Methods of Manipulating and Dynamics of Ferroic Order in BiFeO3

With room temperature coupling between magnetic and electric degrees of freedom, BiFeO3 (BFO) has attracted much attention as a leading candidate for magnetoelectric applications. There has been extensive work studying quasi-static magnetoelectric coupling in BFO, but the magnetoelectric coupling dynamics, fundamental speed limits, collective excitations, and intrinsic mechanisms of switching have yet to be explored. Here we explore the switching dynamics of various ferroic orders in BiFeO3 and coupled BiFeO3/Ferromagnetic heterostructures as well as investigate ways to excite and manipulate low-energy excitations of ferroic order.

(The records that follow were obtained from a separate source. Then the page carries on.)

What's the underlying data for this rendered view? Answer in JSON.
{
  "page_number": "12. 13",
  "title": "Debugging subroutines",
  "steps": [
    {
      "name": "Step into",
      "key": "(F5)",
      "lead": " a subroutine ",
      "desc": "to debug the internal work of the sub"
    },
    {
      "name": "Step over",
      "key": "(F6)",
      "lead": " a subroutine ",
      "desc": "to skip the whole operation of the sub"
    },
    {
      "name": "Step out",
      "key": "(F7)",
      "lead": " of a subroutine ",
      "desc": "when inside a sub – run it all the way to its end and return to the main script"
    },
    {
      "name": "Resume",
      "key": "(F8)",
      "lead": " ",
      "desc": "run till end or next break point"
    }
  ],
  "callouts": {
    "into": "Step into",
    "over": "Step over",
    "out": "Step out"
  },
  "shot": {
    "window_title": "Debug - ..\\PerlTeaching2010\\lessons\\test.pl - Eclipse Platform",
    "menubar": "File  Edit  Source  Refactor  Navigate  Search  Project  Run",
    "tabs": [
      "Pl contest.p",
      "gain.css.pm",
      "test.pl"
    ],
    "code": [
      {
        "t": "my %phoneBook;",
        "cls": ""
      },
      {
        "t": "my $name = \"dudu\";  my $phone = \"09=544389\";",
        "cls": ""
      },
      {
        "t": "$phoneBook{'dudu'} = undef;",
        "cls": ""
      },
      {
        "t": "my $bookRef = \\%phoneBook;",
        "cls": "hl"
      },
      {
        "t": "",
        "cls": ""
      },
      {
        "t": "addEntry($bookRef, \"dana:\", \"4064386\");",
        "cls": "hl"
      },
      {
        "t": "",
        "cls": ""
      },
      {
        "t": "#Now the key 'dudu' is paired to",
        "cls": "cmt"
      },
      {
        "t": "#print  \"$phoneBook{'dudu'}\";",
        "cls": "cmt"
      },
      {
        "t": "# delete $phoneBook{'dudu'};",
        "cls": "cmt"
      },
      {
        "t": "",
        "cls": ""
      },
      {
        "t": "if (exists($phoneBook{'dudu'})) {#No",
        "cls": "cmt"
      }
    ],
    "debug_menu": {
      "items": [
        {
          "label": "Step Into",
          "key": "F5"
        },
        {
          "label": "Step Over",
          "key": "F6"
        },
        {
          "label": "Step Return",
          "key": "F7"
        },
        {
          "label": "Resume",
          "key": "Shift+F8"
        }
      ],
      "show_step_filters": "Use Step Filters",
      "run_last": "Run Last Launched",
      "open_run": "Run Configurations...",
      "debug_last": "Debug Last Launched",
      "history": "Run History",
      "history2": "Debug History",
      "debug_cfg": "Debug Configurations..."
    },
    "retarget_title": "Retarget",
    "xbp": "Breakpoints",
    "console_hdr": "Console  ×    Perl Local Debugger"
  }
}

As the first step in understanding magnetoelectric dynamics, we study time-domain switching dynamics of the ferroelectric state. Using short electrical pulses with rise time ~100ps and pulse widths of the order of 10ns, we are able to probe the switching of the ferroelectric state on timescales much shorter than previous studies. The data reveal low-nanosecond switching, faster than any formerly reported switching times in (La-doped) BFO. We reveal new insight into the ferroelectric switching process in capacitor device structures and analyze switching in the context of magnetoelectric coupling.